O cara escreve sobre auto-transporte, ignorando a reportagem (de capa de caderno, página inteira), do próprio jornal em que trabalha. Preguiça pouca é pinto. Senão vejamos, e rebatamos, ponto por ponto, o FEBEAPÁ deste senhor senil:

Bicicleta?

Fui obrigado a ouvir e ver em rádios e TVs de todo o País, no Dia Mundial Sem Meu Carro, incentivo ao uso de bicicletas para nos livrarmos dos engarrafamentos nas grandes cidades brasileiras. Alices, pelo amor de Deus, em que país vocês vivem? Tentem comprar uma bicicleta e sair pedalando por Rio, Salvador, Recife, São Paulo… Você receberá um murro pelo meio da cara e vão tomar sua bicicleta e ainda vão lhe dar uns chutes na barriga porque você foi otário demais.

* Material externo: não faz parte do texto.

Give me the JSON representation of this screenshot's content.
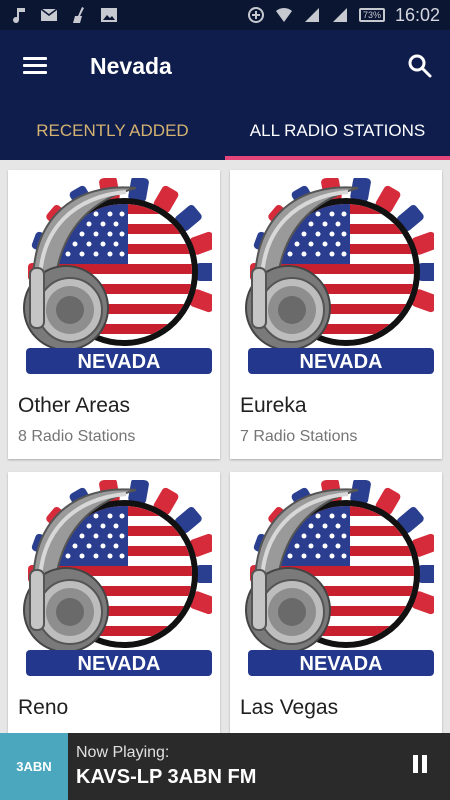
{
  "status_bar": {
    "time": "16:02",
    "battery": "73%",
    "left_icons": [
      "music-note-icon",
      "mail-icon",
      "broom-icon",
      "image-icon"
    ],
    "right_icons": [
      "data-saver-icon",
      "wifi-icon",
      "signal-icon",
      "signal-2-icon",
      "battery-icon"
    ]
  },
  "app_bar": {
    "title": "Nevada",
    "menu_icon": "hamburger-menu-icon",
    "search_icon": "search-icon"
  },
  "tabs": [
    {
      "label": "RECENTLY ADDED",
      "active": false
    },
    {
      "label": "ALL RADIO STATIONS",
      "active": true
    }
  ],
  "cards": [
    {
      "name": "Other Areas",
      "count": "8 Radio Stations",
      "banner": "NEVADA"
    },
    {
      "name": "Eureka",
      "count": "7 Radio Stations",
      "banner": "NEVADA"
    },
    {
      "name": "Reno",
      "count": "",
      "banner": "NEVADA"
    },
    {
      "name": "Las Vegas",
      "count": "",
      "banner": "NEVADA"
    }
  ],
  "player": {
    "logo_text": "3ABN",
    "label": "Now Playing:",
    "title": "KAVS-LP 3ABN FM",
    "pause_icon": "pause-icon"
  },
  "colors": {
    "app_bar": "#0f1d4d",
    "status_bar": "#0b1633",
    "tab_inactive": "#d4b270",
    "tab_indicator": "#e4457a",
    "player_bg": "#2a2a2a",
    "player_logo_bg": "#4aa7bd"
  }
}
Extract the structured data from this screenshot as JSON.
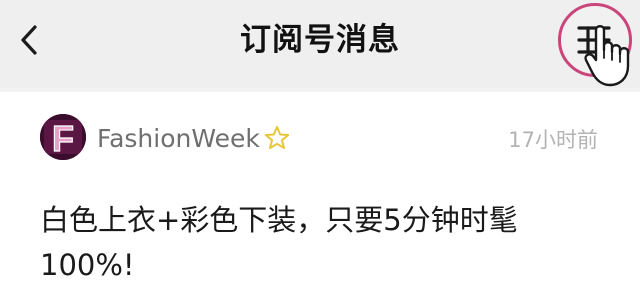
{
  "nav": {
    "back_icon": "chevron-left-icon",
    "title": "订阅号消息",
    "menu_icon": "list-menu-icon",
    "pointer_icon": "hand-pointer-icon",
    "highlight_color": "#c9457a"
  },
  "message": {
    "avatar_letter": "F",
    "avatar_color": "#e6a2c8",
    "account_name": "FashionWeek",
    "star_icon": "star-outline-icon",
    "star_color": "#e8c63a",
    "timestamp": "17小时前",
    "text": "白色上衣+彩色下装，只要5分钟时髦100%!"
  }
}
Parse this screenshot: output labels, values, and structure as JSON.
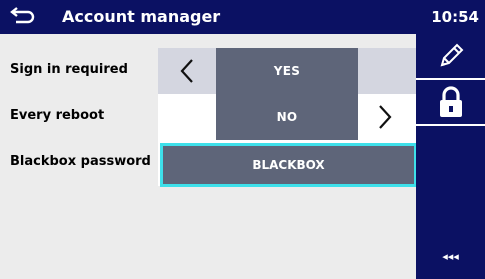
{
  "header": {
    "title": "Account manager",
    "time": "10:54",
    "back_icon": "back-arrow-icon"
  },
  "settings": [
    {
      "label": "Sign in required",
      "value": "YES",
      "left_arrow": "chevron-left-icon"
    },
    {
      "label": "Every reboot",
      "value": "NO",
      "right_arrow": "chevron-right-icon"
    }
  ],
  "password": {
    "label": "Blackbox password",
    "value": "BLACKBOX"
  },
  "sidebar": {
    "edit_icon": "pencil-icon",
    "lock_icon": "padlock-icon",
    "more_label": "◂◂◂"
  },
  "colors": {
    "title_bar": "#0b1163",
    "value_box": "#5e6579",
    "focus_border": "#3ee0ea",
    "content_bg": "#ececec"
  }
}
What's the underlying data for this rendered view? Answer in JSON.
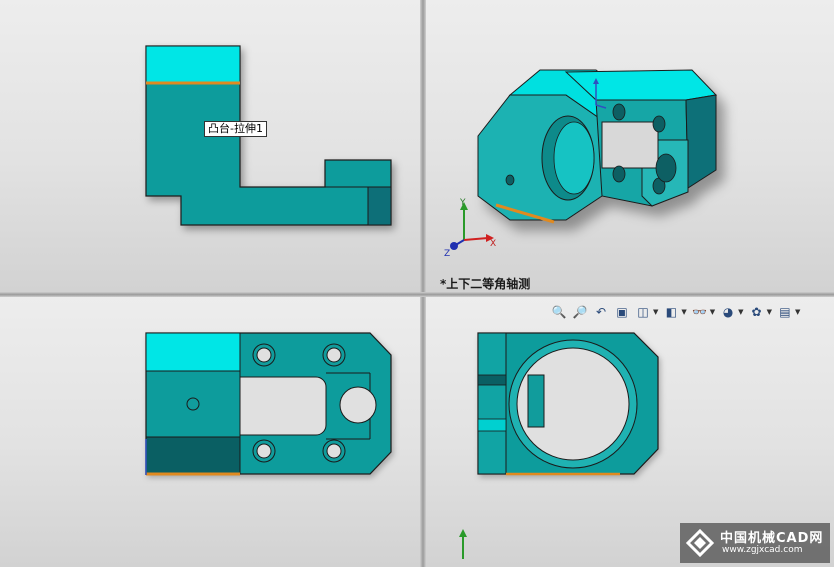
{
  "tooltip": {
    "feature_label": "凸台-拉伸1"
  },
  "top_right": {
    "view_label": "*上下二等角轴测"
  },
  "triad": {
    "x_label": "X",
    "y_label": "Y",
    "z_label": "Z"
  },
  "toolbar": {
    "items": [
      {
        "icon": "zoom-to-fit-icon"
      },
      {
        "icon": "zoom-to-area-icon"
      },
      {
        "icon": "previous-view-icon"
      },
      {
        "icon": "section-view-icon"
      },
      {
        "icon": "view-orientation-icon",
        "dropdown": true
      },
      {
        "icon": "display-style-icon",
        "dropdown": true
      },
      {
        "icon": "hide-show-items-icon",
        "dropdown": true
      },
      {
        "icon": "edit-appearance-icon",
        "dropdown": true
      },
      {
        "icon": "apply-scene-icon",
        "dropdown": true
      },
      {
        "icon": "view-settings-icon",
        "dropdown": true
      }
    ]
  },
  "watermark": {
    "site_name_cn": "中国机械CAD网",
    "site_url": "www.zgjxcad.com"
  },
  "colors": {
    "face_main": "#119c9c",
    "face_light": "#00e6e6",
    "face_dark": "#0a5f63",
    "highlight_edge": "#e08a20",
    "outline": "#1a1a1a"
  }
}
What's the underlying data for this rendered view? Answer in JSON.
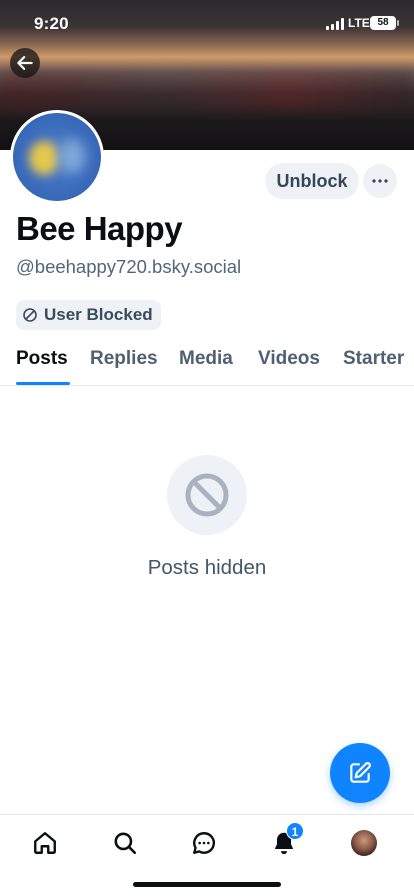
{
  "status_bar": {
    "time": "9:20",
    "network": "LTE",
    "battery": "58"
  },
  "profile": {
    "display_name": "Bee Happy",
    "handle": "@beehappy720.bsky.social",
    "unblock_label": "Unblock",
    "more_label": "···",
    "blocked_badge": "User Blocked"
  },
  "tabs": [
    {
      "label": "Posts",
      "active": true
    },
    {
      "label": "Replies",
      "active": false
    },
    {
      "label": "Media",
      "active": false
    },
    {
      "label": "Videos",
      "active": false
    },
    {
      "label": "Starter",
      "active": false
    }
  ],
  "content": {
    "empty_message": "Posts hidden"
  },
  "bottom_nav": {
    "items": [
      "home-icon",
      "search-icon",
      "chat-icon",
      "bell-icon",
      "profile-avatar"
    ],
    "notification_count": "1"
  },
  "colors": {
    "accent": "#1083fe",
    "muted_text": "#52657a",
    "chip_background": "#eef1f5"
  }
}
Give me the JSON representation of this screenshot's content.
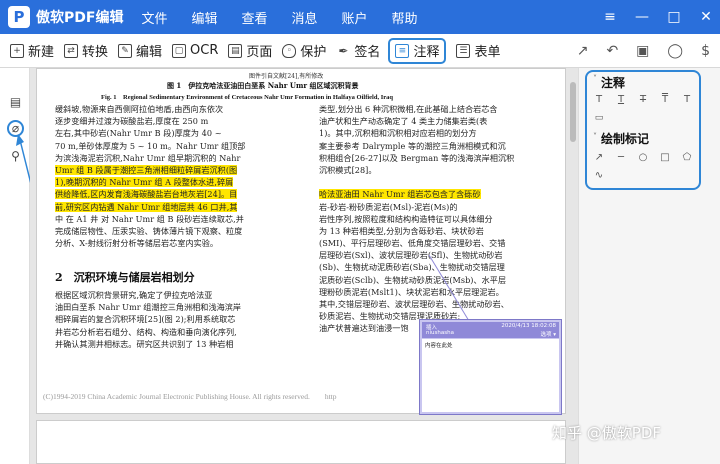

1) O Rio de Janeiro é hoje referência mundial em uso de bicicleta em metrópoles – tanto quanto Paris. Tem um dos melhores sistemas de bicicletas públicas do continente, o SAMBA. E pistas ostensivamente compartilhadas em todo o bairro de Copacabana – do Cantagalo ao Leme;

2) A maior parte dos usuários de bicicleta são pobres e pretos. São, portanto, os “potenciais assaltantes” que ele teme. Vão roubar a si próprios? É isso? Aliás, bicicleta é o meio de transporte preferencial na África sub-saariana – segundo o senhor Ferraz dá a entender, o lugar do mundo mais parecido com o Brasil. Se lá dá, por que aqui não dá?;

3) Todas as pesquisas indicam que o usuário de bicicleta está muito menos exposto a assaltos do que o usuário de carro e do que o pedestre, por exemplo. Qualquer ciclista lhe diria isso, e mostraria porque.

Este é o velho pânico burguês às cidades, que leva ao erigimento de uma aberração como Brasília, aos condomínios fechados (hoje tidos como “bairro projetado” – bairro, como?!) com 50 ítens de lazer, de onde o sujeito só sai (ainda, por enquanto) para nascer e morrer (em breve, nem isso).

Pela lógica fóbica do Sr. Ferraz, carro é perigoso e não deve ser usado. Andar a pé na rua pode também levar a você “levar um murro e ser roubado”. Melhor ficar em casa. Discussão sobre direito a cidades? Passou longe, e deu adeus…

Bicicleta é para lá…

A agenda internacional 2009, que a Holanda deu de brinde a jornalistas de todo o mundo, mostra a rainha do país indo de bicicleta para a abertura anual do Parlamento. Mostra artistas, empresários, políticos e donas-de-casa indo de bicicleta para o trabalho e o lazer. Sim, a Holanda é um país todo plano. A renda per capita ultrapassa o equivalente a 70 mil reais (a da Bahia é de menos de 7 mil reais). Lá ninguém rouba bicicletas. Ponto final.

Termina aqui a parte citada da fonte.